Колдун откинулся на спинку большого кожаного кресла и задумался, ушёл в себя.
– Что вас привело в наш город? – спросил он, наконец.
Странно, почему бы ему не знать и об этом?
– Я приехал к своим друзьям в гости, – ответил я. – Отдохнуть.
– Не стоит меня обманывать, – скривившись, проронил он. – Вы приехали по приглашению госпожи Колесниковой. И теперь живете в доме, который проклят. Это очень опасно и для владельцев дома и для вас.
– Я приехал, чтобы помочь Екатерине Павловне. Я – специалист по паранормальным явлениям. У меня большой опыт в этом вопросе.

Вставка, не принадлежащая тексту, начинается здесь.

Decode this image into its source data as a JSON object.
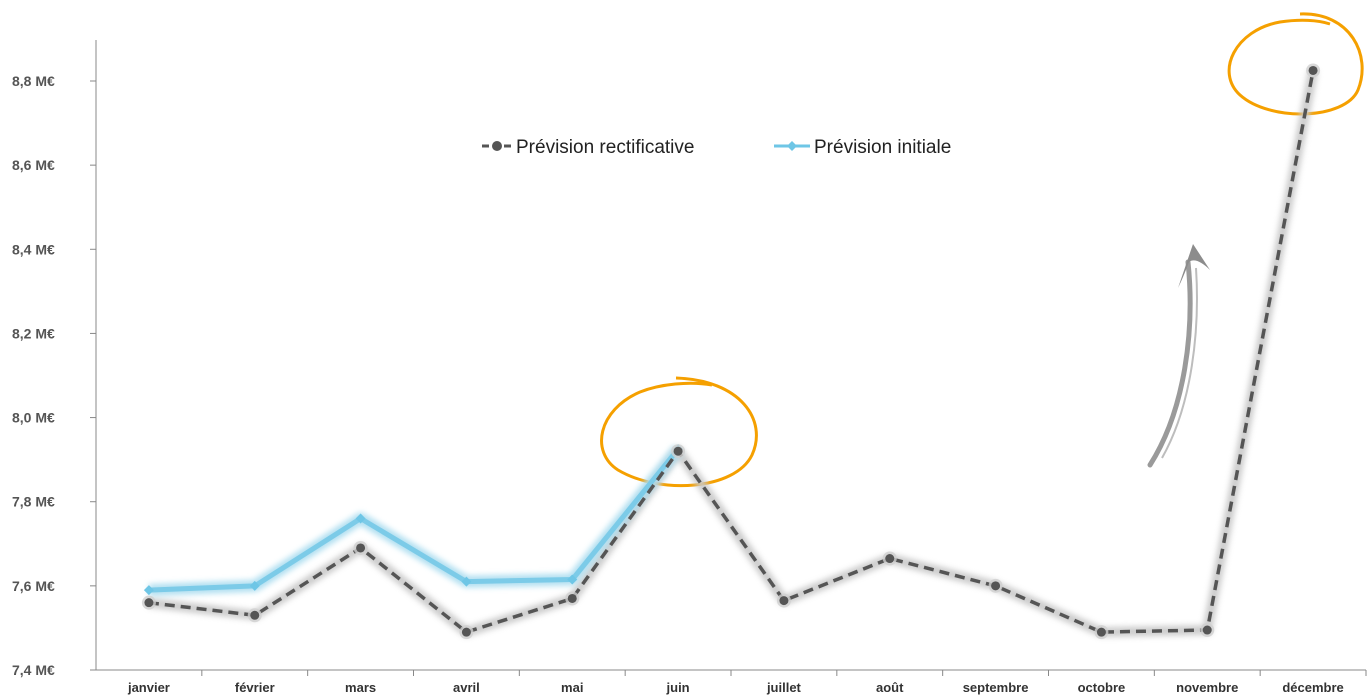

– Я читал ваши статьи, – произнёс Кастильский холодно. – Не думаю, что вы – специалист. Вы ни разу не встречались с реальными проявлениями этой стороны жизни. Разоблачаете мошенников, и не верите, что явления, которые не признает официальная наука, существуют. Вы – циник и скептик.
Я понял, что Кастильский настроен ко мне очень враждебно.
– Господин Кастильский, я не виноват, что за семь лет моих расследований, так называемых, сверхъестественных явлений, мне не удалось встретиться ни с одним реальным вампиром, оборотнем или духом, – объяснил с иронией. – Но я не теряю надежды.
– Глупости! Вы явились в наш город, чтобы найти сенсационный материал для своего журнала. Жаждете откопать грязную историю.
– Насколько я знаю, вы отказались помочь Колесниковым. Поэтому пришлось приехать мне, – дерзко сказал я.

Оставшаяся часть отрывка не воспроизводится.